An extra 60 million doses of the Pfizer/BioNTech covid vaccine have been secured by the UK for booster jabs, Matt Hancock has announced.
The additional doses will be used alongside other approved vaccines for the booster programme, which the UK Health Secretary said on Wednesday is set to begin in the autumn.
Hancock said booster shots were the “best way to keep us safe and free” and “protect the progress that we’ve all made”.
Booster shots are designed to provide an immune system top-up while also offering some extra protection against new variants.
The Health Secretary added: "Our vaccination programme is bringing back our freedom, but the biggest risk to that progress is the risk posed by a new variant.”
The Health Secretary said the government had the “first concrete evidence” of how vaccines reduce transmission of Covid-19 within households.
The latest data looking at people who had been given one dose of a vaccine found they were up to 50 per cent less likely to pass on the disease to someone in their household, Hancock told a press conference.
According to the Department for Health and Social Care the UK had given out more than 47.5 million vaccine doses so far.
Deputy chief medical officer Jonathan Van Tam said the third wave of coronavirus had waned because of the vaccine effect but that the success was in most part due to people obeying lockdown rules.
He told a Downing Street new conference that covid cases are now “at or close to the bottom of the level of disease in this country”.

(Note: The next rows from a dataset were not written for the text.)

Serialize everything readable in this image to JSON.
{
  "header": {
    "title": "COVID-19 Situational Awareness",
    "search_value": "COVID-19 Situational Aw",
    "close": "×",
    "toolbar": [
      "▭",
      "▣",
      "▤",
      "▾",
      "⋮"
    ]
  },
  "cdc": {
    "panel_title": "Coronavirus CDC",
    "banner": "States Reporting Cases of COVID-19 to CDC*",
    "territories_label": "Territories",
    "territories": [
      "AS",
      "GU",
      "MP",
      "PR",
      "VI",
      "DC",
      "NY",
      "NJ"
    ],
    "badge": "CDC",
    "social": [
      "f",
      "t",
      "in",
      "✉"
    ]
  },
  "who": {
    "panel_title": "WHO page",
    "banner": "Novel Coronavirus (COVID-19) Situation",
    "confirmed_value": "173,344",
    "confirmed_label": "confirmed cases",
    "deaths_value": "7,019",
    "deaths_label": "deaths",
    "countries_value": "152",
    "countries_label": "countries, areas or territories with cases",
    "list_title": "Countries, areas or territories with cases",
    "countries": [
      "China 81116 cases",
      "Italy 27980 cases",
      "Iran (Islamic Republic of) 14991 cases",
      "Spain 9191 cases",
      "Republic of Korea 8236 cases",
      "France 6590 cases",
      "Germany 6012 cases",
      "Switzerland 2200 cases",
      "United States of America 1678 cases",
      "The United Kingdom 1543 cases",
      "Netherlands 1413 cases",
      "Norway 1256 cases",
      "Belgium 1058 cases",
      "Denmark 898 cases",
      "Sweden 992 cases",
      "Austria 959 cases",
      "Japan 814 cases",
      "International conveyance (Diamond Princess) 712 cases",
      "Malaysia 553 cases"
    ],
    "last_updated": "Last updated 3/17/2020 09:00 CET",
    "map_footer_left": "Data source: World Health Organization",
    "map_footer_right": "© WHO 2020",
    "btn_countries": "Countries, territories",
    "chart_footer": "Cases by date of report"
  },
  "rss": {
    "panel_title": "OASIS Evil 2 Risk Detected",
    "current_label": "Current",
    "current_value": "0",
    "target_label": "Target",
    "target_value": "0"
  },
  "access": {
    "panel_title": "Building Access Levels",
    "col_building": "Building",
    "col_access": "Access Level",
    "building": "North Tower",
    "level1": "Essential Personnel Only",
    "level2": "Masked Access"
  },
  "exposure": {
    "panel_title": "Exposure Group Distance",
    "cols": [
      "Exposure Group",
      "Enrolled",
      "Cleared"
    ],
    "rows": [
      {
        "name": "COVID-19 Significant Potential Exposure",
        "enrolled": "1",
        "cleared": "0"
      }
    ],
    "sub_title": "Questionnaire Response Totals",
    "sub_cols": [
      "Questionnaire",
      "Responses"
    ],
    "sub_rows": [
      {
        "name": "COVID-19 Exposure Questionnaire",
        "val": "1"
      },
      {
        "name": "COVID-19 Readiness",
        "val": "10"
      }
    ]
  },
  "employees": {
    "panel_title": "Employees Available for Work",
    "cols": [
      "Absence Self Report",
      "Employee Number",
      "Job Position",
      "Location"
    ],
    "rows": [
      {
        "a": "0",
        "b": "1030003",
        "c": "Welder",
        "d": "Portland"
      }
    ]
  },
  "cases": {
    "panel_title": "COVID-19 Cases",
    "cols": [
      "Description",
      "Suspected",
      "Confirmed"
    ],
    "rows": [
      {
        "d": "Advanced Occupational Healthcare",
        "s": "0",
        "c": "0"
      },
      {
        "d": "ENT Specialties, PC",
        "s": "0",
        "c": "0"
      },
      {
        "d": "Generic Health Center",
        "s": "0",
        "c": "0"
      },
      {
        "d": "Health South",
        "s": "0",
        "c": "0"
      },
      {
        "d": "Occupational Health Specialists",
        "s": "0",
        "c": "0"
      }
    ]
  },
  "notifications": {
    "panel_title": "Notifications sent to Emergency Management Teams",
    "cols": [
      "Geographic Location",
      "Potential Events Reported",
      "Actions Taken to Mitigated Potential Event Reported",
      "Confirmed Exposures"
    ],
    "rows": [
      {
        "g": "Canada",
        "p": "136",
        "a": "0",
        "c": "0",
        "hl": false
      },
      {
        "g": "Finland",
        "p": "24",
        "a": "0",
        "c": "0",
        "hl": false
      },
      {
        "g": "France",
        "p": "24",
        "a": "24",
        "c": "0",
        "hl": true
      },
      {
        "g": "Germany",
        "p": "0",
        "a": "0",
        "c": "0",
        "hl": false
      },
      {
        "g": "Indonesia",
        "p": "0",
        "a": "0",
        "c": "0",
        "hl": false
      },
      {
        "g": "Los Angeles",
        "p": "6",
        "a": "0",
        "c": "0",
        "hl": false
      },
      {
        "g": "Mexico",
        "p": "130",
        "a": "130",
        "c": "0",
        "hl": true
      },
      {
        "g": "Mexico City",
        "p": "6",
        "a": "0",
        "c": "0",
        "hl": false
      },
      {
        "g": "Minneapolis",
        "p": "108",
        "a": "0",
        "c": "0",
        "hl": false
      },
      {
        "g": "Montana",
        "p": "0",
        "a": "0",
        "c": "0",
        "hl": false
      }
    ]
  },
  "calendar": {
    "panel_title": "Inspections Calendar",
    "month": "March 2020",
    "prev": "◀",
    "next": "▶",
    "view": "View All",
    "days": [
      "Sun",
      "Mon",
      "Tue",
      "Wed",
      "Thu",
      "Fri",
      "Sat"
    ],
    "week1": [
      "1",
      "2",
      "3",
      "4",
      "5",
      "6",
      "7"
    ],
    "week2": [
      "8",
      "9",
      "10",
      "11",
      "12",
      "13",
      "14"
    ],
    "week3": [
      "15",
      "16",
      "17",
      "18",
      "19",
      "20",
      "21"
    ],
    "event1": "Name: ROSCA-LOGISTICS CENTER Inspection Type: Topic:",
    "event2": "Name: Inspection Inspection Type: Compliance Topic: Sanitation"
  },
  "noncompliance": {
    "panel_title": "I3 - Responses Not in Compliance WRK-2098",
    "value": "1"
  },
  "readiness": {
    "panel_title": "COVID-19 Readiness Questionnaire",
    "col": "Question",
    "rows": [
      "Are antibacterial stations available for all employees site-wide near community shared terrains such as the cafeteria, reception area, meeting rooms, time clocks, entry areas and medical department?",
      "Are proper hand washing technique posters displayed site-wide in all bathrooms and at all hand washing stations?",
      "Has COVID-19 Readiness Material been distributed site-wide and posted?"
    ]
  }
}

But he added: “We now have to finish the job”.
The news came as Professor Anthony Harnden, deputy chair of the Joint Committee on Vaccination and Immunisation (JCVI), warned people not to ignore social distancing rules and “all go completely wild”.
He told MPs on the Commons science and technology committee: “We need to celebrate our success with vaccines. But we also need to be cautious because we don’t want to see what’s happening in other parts of Europe and other parts of the world here in the UK.
“If we can carry on with the messaging that we carry on being cautious, even though we are unlocking slowly in terms of the social distancing, the mask wearing and so on we may keep infection rates down.”